Elated about Joining Creativity With My Heart

This word “elated” felt slightly frustraiting to me. Why?, I asked myself. I struggled to figure out why I felt no inspiration about this prompt word for week 33 of Intuitive Collage. I didn’t even want to do it and I thought about skipping the week. Hmmm….

As usual, when I struggle with a word I look up the definition to see if I missed something. Maybe there’s a hidden clue in some form of the word. This one was very simple, no hidden clues: Elated means ecstatically happy. Then I thought to myself, how long has it been since I’ve felt ecstatically happy? I couldn’t remember the last time I felt that way in recent years. I had to go back further and dig deep to get in touch with those “elated” feelings.

Week 33: Elated

Happiness is the Feul of Life

I felt elated when my children were born and as I cared for them and watched them grow up. My family has always been my primary source of joy. I also felt elated when I traveled to new places and learned new things.

I’ve felt very happy about many things, but elated sounds like over and above everyday happiness. For me, the joy of everyday beauty and goodness is what keeps me going. If I couldn’t see the beauty in little things like my plants, my pets, the natural environment, and even the weather, then I would be an unhappy person. If I couldn’t see the goodness in the smile of a stranger, the service of a store clerk or other workers, or the kindness of everyday interactions between people, I would be a depressed person.

So I am grateful and happy in general. But perhaps life needs some moments of ecstacy as well. That feeling of having reached the mountian top, or experiencing a rare or profound moment of pure joy. I felt this way the first (and only) time I went scuba diving at a shipwreck in the Carribbean, 70 feet down. But if I did that every day, or as a profession, would I continue to feel elated every time?

Joining the Highlights and Shadows

I think it wouldn’t be natural to feel elated every day, but it is important to have those moments in life. In art, highlights and shadows are important to a composition. So too in life, the ups and downs keep propelling us forward. Our challenges keep us searching for answers while our moments of elation keep us believing it’s all worth it. Between those two extremes life and art appear in many shades, colors and forms. All that is in between the highlights and shadows is day to day life. Happiness and saddness and everything in the middle runs the expanse from elation to despair.

To make a beautiful composition in art we use all the elements of color, form, value, texture and contrast in endlessly creative ways. We bring all the elements and tools together with our heart and mind to express something that pleases us. I think of life as a work of art.

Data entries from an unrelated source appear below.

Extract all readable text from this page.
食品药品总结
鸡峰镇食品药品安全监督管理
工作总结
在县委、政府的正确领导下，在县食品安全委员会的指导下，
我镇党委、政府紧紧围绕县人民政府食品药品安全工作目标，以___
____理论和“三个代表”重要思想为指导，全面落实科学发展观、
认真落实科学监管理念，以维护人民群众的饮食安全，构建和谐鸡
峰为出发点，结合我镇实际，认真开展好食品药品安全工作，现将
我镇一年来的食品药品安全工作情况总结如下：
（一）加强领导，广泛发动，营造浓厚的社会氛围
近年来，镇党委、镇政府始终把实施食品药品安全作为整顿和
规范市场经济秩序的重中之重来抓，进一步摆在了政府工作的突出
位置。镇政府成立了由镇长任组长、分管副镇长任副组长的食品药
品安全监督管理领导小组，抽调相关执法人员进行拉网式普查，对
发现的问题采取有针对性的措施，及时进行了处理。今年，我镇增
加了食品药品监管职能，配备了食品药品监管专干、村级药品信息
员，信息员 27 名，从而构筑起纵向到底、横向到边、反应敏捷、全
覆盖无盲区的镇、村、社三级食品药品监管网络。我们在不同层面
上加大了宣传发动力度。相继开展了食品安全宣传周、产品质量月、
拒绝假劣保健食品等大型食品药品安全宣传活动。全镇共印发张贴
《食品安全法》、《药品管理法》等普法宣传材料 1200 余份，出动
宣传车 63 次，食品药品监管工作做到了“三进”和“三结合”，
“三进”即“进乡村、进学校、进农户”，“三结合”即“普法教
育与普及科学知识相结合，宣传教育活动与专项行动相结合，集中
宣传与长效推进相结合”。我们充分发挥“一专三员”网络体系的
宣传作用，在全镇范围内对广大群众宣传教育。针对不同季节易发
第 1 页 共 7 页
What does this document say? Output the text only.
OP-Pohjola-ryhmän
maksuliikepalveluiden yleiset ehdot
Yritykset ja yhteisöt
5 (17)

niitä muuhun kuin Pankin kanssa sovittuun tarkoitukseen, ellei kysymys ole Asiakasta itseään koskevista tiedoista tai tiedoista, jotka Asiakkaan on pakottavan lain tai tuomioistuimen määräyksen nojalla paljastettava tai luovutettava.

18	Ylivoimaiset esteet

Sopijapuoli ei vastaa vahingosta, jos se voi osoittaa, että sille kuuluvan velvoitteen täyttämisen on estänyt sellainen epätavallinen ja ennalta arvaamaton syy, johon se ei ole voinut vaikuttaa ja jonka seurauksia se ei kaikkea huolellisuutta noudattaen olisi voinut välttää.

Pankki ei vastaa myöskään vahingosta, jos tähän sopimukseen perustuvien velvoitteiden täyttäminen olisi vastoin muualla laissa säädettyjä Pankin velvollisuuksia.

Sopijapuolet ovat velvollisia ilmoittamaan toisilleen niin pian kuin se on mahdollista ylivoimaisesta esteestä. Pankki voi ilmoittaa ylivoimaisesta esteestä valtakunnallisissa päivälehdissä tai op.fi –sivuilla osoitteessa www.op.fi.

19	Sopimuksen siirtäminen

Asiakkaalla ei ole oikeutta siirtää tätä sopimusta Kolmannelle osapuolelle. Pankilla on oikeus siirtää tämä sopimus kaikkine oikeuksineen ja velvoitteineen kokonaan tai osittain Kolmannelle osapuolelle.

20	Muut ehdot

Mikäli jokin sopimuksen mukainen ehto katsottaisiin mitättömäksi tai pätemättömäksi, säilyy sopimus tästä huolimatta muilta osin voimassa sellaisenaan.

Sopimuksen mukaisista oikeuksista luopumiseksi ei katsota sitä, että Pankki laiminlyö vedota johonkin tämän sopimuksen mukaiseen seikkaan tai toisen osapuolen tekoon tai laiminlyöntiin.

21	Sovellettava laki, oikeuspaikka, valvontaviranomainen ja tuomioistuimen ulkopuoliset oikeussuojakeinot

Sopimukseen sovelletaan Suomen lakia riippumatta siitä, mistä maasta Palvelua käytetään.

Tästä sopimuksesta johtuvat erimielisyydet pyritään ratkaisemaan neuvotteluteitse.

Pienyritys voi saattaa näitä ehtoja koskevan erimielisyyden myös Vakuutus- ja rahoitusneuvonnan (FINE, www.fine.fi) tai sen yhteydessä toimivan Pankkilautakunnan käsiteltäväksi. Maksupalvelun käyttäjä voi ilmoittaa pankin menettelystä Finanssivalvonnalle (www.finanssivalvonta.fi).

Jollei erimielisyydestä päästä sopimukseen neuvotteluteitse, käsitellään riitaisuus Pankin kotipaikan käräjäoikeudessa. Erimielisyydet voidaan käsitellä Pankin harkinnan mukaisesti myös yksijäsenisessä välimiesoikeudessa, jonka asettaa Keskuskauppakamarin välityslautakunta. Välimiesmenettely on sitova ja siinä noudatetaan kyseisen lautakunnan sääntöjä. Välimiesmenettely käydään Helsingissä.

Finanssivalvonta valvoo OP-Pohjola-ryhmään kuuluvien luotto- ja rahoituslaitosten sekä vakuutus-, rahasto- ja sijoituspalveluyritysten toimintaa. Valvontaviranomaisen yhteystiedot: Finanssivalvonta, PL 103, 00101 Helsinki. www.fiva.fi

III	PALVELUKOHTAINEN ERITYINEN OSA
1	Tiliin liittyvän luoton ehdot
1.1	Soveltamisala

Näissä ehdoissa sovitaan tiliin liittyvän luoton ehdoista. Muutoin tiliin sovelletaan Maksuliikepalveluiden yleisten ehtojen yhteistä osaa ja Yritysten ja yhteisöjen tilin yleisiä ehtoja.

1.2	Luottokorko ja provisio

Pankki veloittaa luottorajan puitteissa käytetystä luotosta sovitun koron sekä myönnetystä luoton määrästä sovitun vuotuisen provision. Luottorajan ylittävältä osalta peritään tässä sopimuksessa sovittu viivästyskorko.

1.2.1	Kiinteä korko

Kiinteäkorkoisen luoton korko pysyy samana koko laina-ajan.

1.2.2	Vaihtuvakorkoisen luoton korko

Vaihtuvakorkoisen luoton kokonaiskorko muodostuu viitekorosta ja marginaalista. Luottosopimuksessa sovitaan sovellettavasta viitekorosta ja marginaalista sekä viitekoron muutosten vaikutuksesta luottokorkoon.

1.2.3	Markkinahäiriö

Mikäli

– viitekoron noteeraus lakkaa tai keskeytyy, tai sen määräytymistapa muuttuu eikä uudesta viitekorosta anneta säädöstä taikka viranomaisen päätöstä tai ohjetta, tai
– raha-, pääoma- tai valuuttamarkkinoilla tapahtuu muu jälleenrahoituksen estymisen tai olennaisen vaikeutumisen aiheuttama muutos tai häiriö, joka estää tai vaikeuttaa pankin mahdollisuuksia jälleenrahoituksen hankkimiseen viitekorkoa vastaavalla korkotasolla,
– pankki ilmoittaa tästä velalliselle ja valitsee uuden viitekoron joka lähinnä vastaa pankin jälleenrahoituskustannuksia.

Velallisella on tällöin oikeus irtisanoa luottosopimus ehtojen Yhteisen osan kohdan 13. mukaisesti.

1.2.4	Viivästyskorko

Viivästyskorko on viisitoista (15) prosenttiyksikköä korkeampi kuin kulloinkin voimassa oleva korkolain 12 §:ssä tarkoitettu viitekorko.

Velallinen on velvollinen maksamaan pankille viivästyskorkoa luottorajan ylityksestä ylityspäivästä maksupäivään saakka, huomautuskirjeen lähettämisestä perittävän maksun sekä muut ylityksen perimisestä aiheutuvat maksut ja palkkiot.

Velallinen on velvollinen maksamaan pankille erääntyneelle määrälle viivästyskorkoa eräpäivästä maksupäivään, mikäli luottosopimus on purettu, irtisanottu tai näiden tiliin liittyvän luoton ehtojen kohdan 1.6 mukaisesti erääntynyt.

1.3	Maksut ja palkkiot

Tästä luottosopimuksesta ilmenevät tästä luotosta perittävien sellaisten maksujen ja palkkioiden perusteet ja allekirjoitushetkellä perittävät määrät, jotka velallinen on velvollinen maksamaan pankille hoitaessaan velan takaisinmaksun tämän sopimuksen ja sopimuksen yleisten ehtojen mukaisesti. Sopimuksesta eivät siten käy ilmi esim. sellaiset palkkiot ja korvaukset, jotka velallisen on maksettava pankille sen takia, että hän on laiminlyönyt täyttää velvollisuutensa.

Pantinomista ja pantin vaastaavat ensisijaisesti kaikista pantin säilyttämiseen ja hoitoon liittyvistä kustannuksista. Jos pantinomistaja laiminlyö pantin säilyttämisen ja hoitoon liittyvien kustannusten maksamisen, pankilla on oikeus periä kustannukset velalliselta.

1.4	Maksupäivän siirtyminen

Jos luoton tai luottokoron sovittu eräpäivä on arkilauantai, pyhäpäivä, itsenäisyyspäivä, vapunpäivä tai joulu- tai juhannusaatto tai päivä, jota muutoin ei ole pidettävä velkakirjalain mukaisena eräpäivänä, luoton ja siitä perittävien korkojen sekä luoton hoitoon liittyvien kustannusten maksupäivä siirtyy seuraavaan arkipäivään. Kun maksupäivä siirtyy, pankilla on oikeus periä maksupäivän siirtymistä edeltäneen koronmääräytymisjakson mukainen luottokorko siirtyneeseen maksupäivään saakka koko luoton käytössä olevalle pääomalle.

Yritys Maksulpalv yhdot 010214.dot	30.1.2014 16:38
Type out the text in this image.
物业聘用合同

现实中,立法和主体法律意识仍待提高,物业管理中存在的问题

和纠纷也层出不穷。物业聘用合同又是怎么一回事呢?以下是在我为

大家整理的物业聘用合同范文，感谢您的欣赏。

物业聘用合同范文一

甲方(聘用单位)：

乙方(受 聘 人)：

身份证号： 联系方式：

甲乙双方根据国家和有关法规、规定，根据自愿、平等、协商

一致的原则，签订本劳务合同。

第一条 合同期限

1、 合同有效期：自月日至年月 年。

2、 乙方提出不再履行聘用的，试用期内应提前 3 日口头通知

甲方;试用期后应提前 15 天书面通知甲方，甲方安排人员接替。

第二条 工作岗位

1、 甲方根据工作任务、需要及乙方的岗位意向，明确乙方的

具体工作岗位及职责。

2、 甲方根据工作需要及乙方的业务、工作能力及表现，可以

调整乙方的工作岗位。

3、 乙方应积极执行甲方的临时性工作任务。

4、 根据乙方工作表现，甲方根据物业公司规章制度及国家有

We are constantly striving to use all of our mental, emotional and physical resources to create a life that has value and meaning to us.

Week 34: Joining

With these thoughts I worked on week 34: “Joining”. I thought about people joining together to accomplish things and about bridges joining places and people across an expanse. These things have meaning to me. I’ve spent my life working with people to build metaphorical bridges between races, cultures and philosophies for the sake of world peace. Even my marriage created a kind of bridge across the world.

Joining Hearts Means the Most to Me

“Joining” also makes me think of love, family and friends – the joining of lives in loving relationships. There is a joining of generations and experiences that lead to something new. Sometimes I also even feel a quiet sense of elation when I can bring together my life experience with my creative aspirations and express what’s in my heart.